In series like the gold coinage from Charlotte, Dahlenega and New Orleans, there are very, very few coins that are rare enough or ones that come ugly enough that a major compromise must be made. The 1849-C Open Wreath dollar is extremely rare with just five known and I would be happy to own one of the two lower grade pieces at the right price. There is really no Dahlonega issue that is so rare that buying the wrong coin might be right although I'd lower my standards on the 1861-D dollar, the 1854-D three dollar and the 1861-D half eagle given their great demand. In the New Orleans eagle series, I would be willing to buy "wrong" examples of the 1841-O and 1883-O because they are relatively inexpensive and because even the "right" coins have eye appeal related problems. Two others that would cause me to compromise would be the 1854-O and 1856-O double eagles. Sure, I'd want my set to contain lovely Choice AU examples and if you have the $1,000,000 to $1,500,000 it will cost to purchase Condition Census or Finest Knowns of this pair than I'd say go for it. If you have budget constraints a lower grade coin or an example that is genuine but cleaned might make sense. But not for the more common 1857-O and 1858-O. Catch my drift?

So, in summary, I'd say that buying the right or the wrong coin is not necessarily set in stone but is, rather, dictated by the collectors needs and circumstances. Just remember that if you buy an expensive problem coin for your set at some point down the road you'll need to convince another collector that he, too, can't wait for the right coin and that he needs to pull the trigger on this "coin with an asterisk."

"Fundamental" vs. "Grade" Rarity

When discussing “rarity” it is important to realize that there are two different types of rarity. These are “fundamental rarity” and “grade rarity.” Fundamental rarity refers to the overall rarity of an issue. A coin like a 1796 No Stars quarter eagle is fundamentally rare in any grade. The value of such a coin is due primarily to its rarity and not its grade. There is a high level of demand for this issue, even in very low grades. If you have a 1796 No Stars quarter eagle that looks like it was run over by a train, someone is still going to buy it.
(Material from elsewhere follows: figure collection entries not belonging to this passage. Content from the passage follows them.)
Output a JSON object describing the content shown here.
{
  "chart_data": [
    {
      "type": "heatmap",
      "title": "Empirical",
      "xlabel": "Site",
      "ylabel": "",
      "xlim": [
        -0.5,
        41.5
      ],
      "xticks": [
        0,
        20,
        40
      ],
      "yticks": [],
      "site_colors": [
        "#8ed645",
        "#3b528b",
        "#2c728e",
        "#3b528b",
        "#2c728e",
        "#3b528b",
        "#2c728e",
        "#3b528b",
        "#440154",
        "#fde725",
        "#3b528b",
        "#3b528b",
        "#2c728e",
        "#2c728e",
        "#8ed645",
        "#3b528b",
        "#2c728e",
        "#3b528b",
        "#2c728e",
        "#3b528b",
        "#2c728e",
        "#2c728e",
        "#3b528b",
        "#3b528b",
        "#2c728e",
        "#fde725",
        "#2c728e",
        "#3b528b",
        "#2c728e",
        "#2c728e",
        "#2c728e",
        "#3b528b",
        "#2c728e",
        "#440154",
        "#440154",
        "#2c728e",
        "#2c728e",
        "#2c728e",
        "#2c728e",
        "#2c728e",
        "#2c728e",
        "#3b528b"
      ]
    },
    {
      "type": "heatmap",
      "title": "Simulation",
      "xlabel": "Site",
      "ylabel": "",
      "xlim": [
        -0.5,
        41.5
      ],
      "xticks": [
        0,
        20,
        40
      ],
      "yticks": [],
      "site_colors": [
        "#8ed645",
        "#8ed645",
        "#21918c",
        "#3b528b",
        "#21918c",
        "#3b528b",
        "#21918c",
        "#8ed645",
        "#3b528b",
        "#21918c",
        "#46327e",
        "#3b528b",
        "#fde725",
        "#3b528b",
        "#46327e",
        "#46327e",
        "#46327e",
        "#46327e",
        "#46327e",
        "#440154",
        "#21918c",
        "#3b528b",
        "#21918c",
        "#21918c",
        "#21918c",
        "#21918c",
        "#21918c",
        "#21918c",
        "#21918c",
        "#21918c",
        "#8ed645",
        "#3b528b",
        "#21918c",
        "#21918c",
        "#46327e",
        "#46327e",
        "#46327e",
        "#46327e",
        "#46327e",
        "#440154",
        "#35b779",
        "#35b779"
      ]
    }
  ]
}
A coin that is a grade rarity is one that is considered rare solely because of its high grade. A classic example of this is a 1920 Saint Gaudens double eagle. This is a common issue in the lower Uncirculated grades and it is only moderately scarce and desirable in MS63 to MS64. But it is extremely rare in MS65 and there is a dramatic jump in price between MS64 and MS65.

From my personal viewpoint, I like coins that are fundamental rarities. As someone who has a significant amount of money invested in coins (i.e., my inventory) I feel a lot better buying a coin that is considered desirable by virtue of its rarity in any grade than one that is desirable ONLY because of its high grade.

Some coins are “hybrids” which can be considered both fundamental rarities and condition rarities. As an example, a Proof Barber quarter is a relatively scarce coin with most issues having mintages figures below 1,000. Even an Impaired Proof has a degree of collector value. But at what point in the grading continuum does a Proof Barber Quarter morph from a fundamental rarity to a condition rarity? I’m not certain that I know the answer but I do know that once Proofs of this design are graded PR67 or higher, they become less interesting to me.

Another factor to consider is this. What if third-party grading ended tomorrow and slabs no longer had any relevance? In this scenario, a coin like an 1854-D Three Dollar gold piece would still be considered a desirable numismatic item with many potential buyers. But would a PR68 Barber quarter be considered four or five times “better” than a pretty, lightly hairlined piece that had previously been in a PR64 slab? I’m not sure I know the answer but…

These are interesting questions that the collector needs to ponder as he decides what his next purchase will be.